Cameroon's Muslim leaders were invited to the capital Yaounde for a briefing on 'Islamic State' (IS) ideology. IS affiliate Boko Haram is devoting more effort to spreading its extremist message.
At a meeting that began and ended with prayers, some 300 Cameroonian Muslim clerics gathered for a workshop on how to face up to the ideological threat from the Nigerian Islamist militant group Boko Haram and the IS militant organization.
Cavaye Yegue Djibril, who is both the speaker of Cameroon's national assembly and the traditional and Muslim leader of the town of Mada on the Nigerian border, urged Cameroonians to be vigilant. He also said that "whoever collaborates with the IS or any form of extremism" should be aware of the unity of the Cameroonian people.
Boko Haram pledged allegiance to IS in March 2015.
IS controls vast areas of Iraq and Syria.

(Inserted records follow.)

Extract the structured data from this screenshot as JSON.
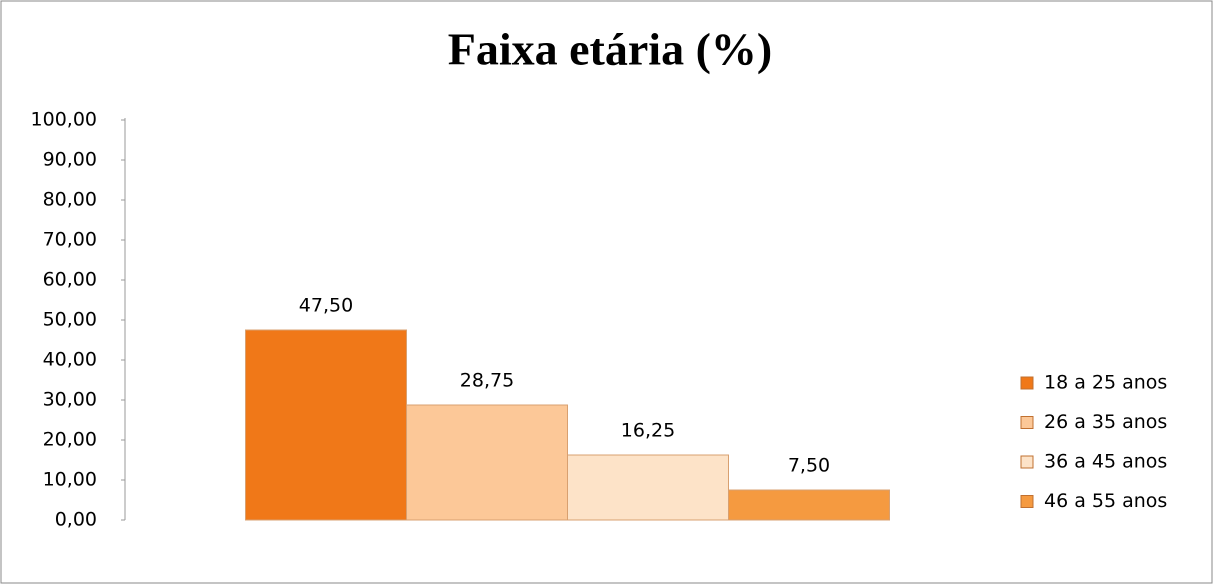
{
  "chart_data": {
    "type": "bar",
    "title": "Faixa etária (%)",
    "categories": [
      null
    ],
    "series": [
      {
        "name": "18 a 25 anos",
        "color": "#f07818",
        "values": [
          47.5
        ],
        "value_labels": [
          "47,50"
        ]
      },
      {
        "name": "26 a 35 anos",
        "color": "#fcc898",
        "values": [
          28.75
        ],
        "value_labels": [
          "28,75"
        ]
      },
      {
        "name": "36 a 45 anos",
        "color": "#fde3c8",
        "values": [
          16.25
        ],
        "value_labels": [
          "16,25"
        ]
      },
      {
        "name": "46 a 55 anos",
        "color": "#f59a40",
        "values": [
          7.5
        ],
        "value_labels": [
          "7,50"
        ]
      }
    ],
    "ylim": [
      0,
      100
    ],
    "yticks": [
      {
        "value": 0,
        "label": "0,00"
      },
      {
        "value": 10,
        "label": "10,00"
      },
      {
        "value": 20,
        "label": "20,00"
      },
      {
        "value": 30,
        "label": "30,00"
      },
      {
        "value": 40,
        "label": "40,00"
      },
      {
        "value": 50,
        "label": "50,00"
      },
      {
        "value": 60,
        "label": "60,00"
      },
      {
        "value": 70,
        "label": "70,00"
      },
      {
        "value": 80,
        "label": "80,00"
      },
      {
        "value": 90,
        "label": "90,00"
      },
      {
        "value": 100,
        "label": "100,00"
      }
    ],
    "grid": false,
    "legend": "right"
  }
}
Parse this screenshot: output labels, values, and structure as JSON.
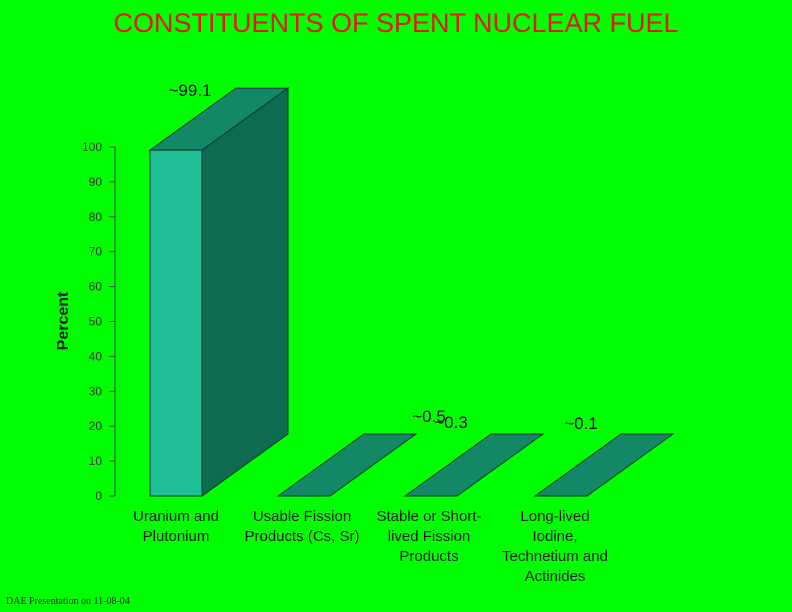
{
  "title": "CONSTITUENTS OF SPENT NUCLEAR FUEL",
  "footer": "DAE Presentation on 11-08-04",
  "chart_data": {
    "type": "bar",
    "title": "CONSTITUENTS OF SPENT NUCLEAR FUEL",
    "ylabel": "Percent",
    "xlabel": "",
    "ylim": [
      0,
      100
    ],
    "yticks": [
      0,
      10,
      20,
      30,
      40,
      50,
      60,
      70,
      80,
      90,
      100
    ],
    "categories": [
      [
        "Uranium and",
        "Plutonium"
      ],
      [
        "Usable Fission",
        "Products (Cs, Sr)"
      ],
      [
        "Stable or Short-",
        "lived Fission",
        "Products"
      ],
      [
        "Long-lived",
        "Iodine,",
        "Technetium and",
        "Actinides"
      ]
    ],
    "values": [
      99.1,
      0.5,
      0.3,
      0.1
    ],
    "data_labels": [
      "~99.1",
      "~0.5",
      "~0.3",
      "~0.1"
    ],
    "bar_colors": {
      "front": "#1fbf96",
      "side": "#0f6b50",
      "top": "#138866",
      "edge": "#0a3b2c"
    },
    "grid": false,
    "legend": "none"
  }
}
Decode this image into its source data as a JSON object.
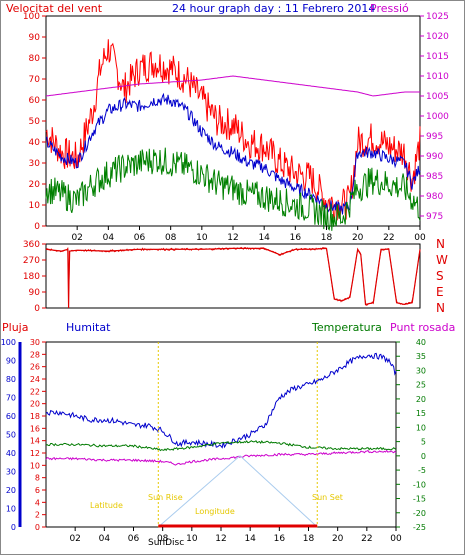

Its mass recruitment of western Islamic radicals is considered one of the greatest security threats faced by Europe and the United States.
According to the news agency AP, IS promises Western recruits whatever they are looking for: Shariah law, a deeper purpose in life, a fight against a dictator, aid work, automatic weapons and pathological violence for those so inclined.
Cameroon's Muslim leaders say that some young, unemployed Cameroonians have fallen victim to Boko Haram's ideology and the clerics fear the radicalized youth might turn violent.
Boko Haram aims to create an Islamic caliphate in the territories its controls.
Identifying IS supporters
The workshop in Yaounde was organized by the Union of African Muslim (UAM) scholars and Cameroon's Islamic Cultural Association (ICA).
The two organizations say they have been educating local Muslims about IS since Boko Haram's pledge of allegiance to the group .
Chieck Nsangou of the UAM say Cameroonian Muslims can identify IS supporters as "people who say they want to implement Sharia law at all cost and by all means and who are very sensitive about issues that are not important."
Moussa Oumarou of the ICA said Cameroonians should be wary of psychological warfare erupting between Cameroon's Islamic groups, Sunnis and Shi'ites. He believes Boko Haram intends to foster hardline elements within these groups in order to destabilize Cameroon.
"Sunnis make up the majority of Muslims in Cameroon, but they are also Shi'ites and there is no objective reason to exclude them because they are part of the bigger Islam family," he said.
Nigeria's President Muhammadu Buhari announced this week he plans to visit Cameroon to discuss an anti-Boko Haram regional fighting force.
Nigeria, backed by its neighbor Chad, Niger and Cameroon, has driven Boko Haram out of many of the positions it previously held.
The six-year insurgency has claimed at least 15,000 lives.